I recently left (unnamed big company) where I spent the last two years building a library of JavaScript widgets that was used internally in dozens of major apps. One of my goals was to build world-class WAI-ARIA support into the library from the ground up, on both mobile and desktop platforms. I worked closely with a lot of experts in this area, including blind engineers and users. My goal was to make it so that application programmers didn’t have to think very much about accessibility, they would get most of the ARIA goodness for free.
Now I find myself in a new environment, where I’m learning about all of the various frameworks and libraries in the open-source ecosystem such as Meteor and React. And one of the thing that I’m looking at is what’s the state of ARIA / accessibility support. And to say the least, I’m not at all impressed by what I see.
To give a couple of examples: the ARIA authoring guidelines talk about a technique called “tab trapping”, which basically means that when you have a modal dialog up, and you have keyboard focus on the last field or button, the TAB key should wrap around to the first focusable field - it should not navigate to some other random part of the document. This is typically accomplished by placing dummy invisible fields with a tabindex before and after the dialog content, combined with a focus event listener that moves the focus to the first or last field as appropriate. Not terribly hard to do, and ideally this behavior should just be built into the dialog widget so you don’t have to think about it.

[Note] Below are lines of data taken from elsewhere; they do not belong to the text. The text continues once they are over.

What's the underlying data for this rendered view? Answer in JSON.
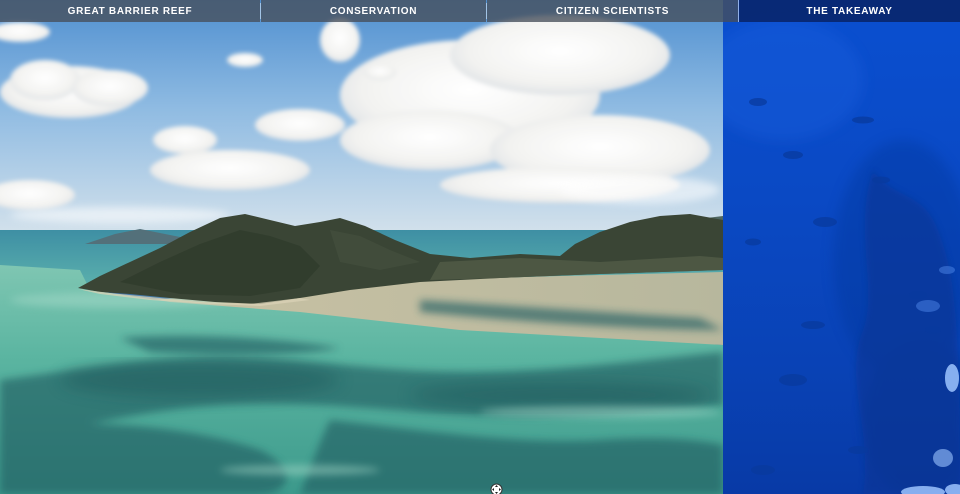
{
  "nav": {
    "items": [
      {
        "label": "GREAT BARRIER REEF"
      },
      {
        "label": "CONSERVATION"
      },
      {
        "label": "CITIZEN SCIENTISTS"
      },
      {
        "label": "THE TAKEAWAY"
      }
    ]
  },
  "colors": {
    "ocean_panel": "#0a4fd0",
    "nav_dim": "#464e5a",
    "nav_dark": "#09266e",
    "lagoon_turquoise": "#5fb8a6",
    "sky_blue": "#6fa7d8"
  },
  "icons": {
    "cursor": "move-cursor-icon"
  }
}
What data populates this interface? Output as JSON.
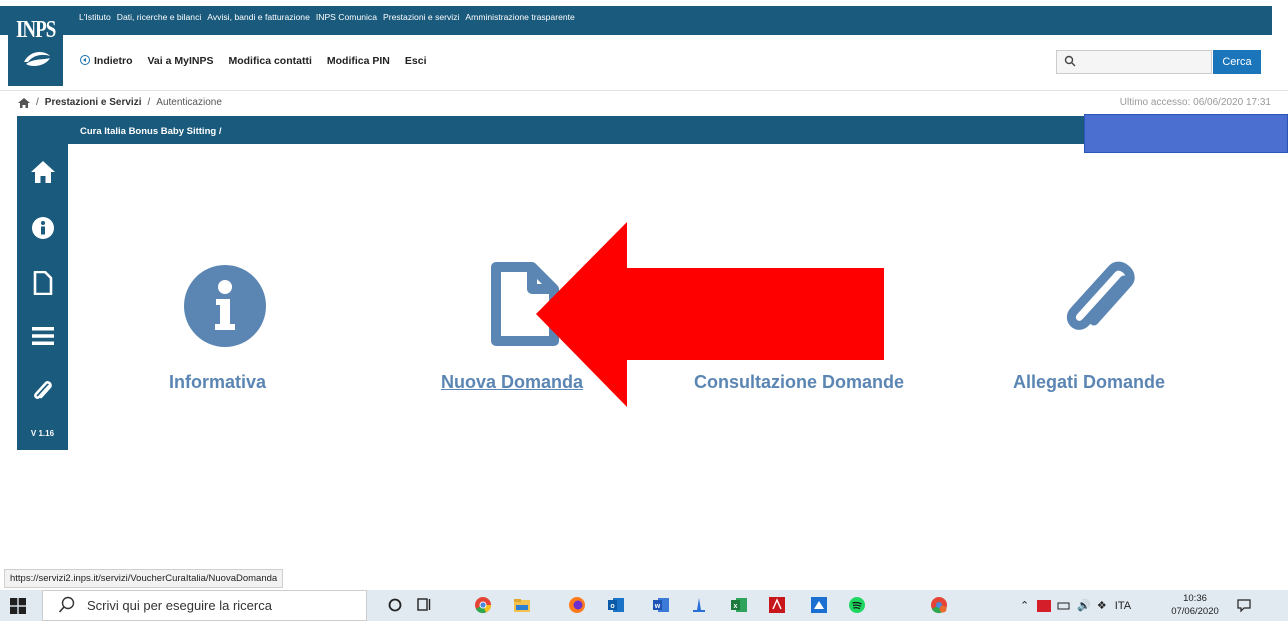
{
  "header": {
    "logo_text": "INPS",
    "top_links": [
      "L'Istituto",
      "Dati, ricerche e bilanci",
      "Avvisi, bandi e fatturazione",
      "INPS Comunica",
      "Prestazioni e servizi",
      "Amministrazione trasparente"
    ],
    "actions": {
      "back": "Indietro",
      "myinps": "Vai a MyINPS",
      "contacts": "Modifica contatti",
      "pin": "Modifica PIN",
      "exit": "Esci"
    },
    "search": {
      "placeholder": "",
      "button": "Cerca"
    }
  },
  "breadcrumb": {
    "items": [
      "Prestazioni e Servizi",
      "Autenticazione"
    ],
    "last_access": "Ultimo accesso: 06/06/2020 17:31"
  },
  "subbar": {
    "text": "Cura Italia Bonus Baby Sitting  /"
  },
  "sidebar": {
    "icons": [
      "home-icon",
      "info-icon",
      "document-icon",
      "menu-icon",
      "paperclip-icon"
    ],
    "version": "V 1.16"
  },
  "tiles": [
    {
      "label": "Informativa",
      "icon": "info-icon"
    },
    {
      "label": "Nuova Domanda",
      "icon": "document-icon"
    },
    {
      "label": "Consultazione Domande",
      "icon": ""
    },
    {
      "label": "Allegati Domande",
      "icon": "paperclip-icon"
    }
  ],
  "annotation": {
    "type": "red-arrow",
    "color": "#ff0000"
  },
  "status_url": "https://servizi2.inps.it/servizi/VoucherCuraItalia/NuovaDomanda",
  "taskbar": {
    "search_placeholder": "Scrivi qui per eseguire la ricerca",
    "language": "ITA",
    "time": "10:36",
    "date": "07/06/2020"
  },
  "colors": {
    "brand": "#1a5a7c",
    "tile_blue": "#5b86b4",
    "cerca_button": "#1a75bb"
  }
}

And yet, when I look at the most popular widget libraries, not only do they not do this - most of them don’t even support keyboard-based navigation at all! The dialog buttons can’t be tab-navigated, or the keyboard focus indicator is invisible. This doesn’t just affect blind or mobility-impaired users, it affects any user that uses the keyboard instead of a mouse or touchpad.
Another example: when a modal dialog or popup menu is displayed, and the user hits the browser’s ‘back’ button (or the android ‘back arrow’ button which is equivalent), the expected behavior, at least the behavior that is consistent with native apps, is to dismiss or cancel the popup - not to navigate to the previous page. Again, this is fairly easy to implement by inserting a callback into the browser’s history stack when opening the popup. But I haven’t found a single widget library that does this.
I could give more examples but I won’t. I could file bugs but I’d have to file them for every project
So I guess my question is, 1) are there any JS widget libraries out there that have decent accessibility support (ideally with good Meteor integration), and 2) does anyone even care about this?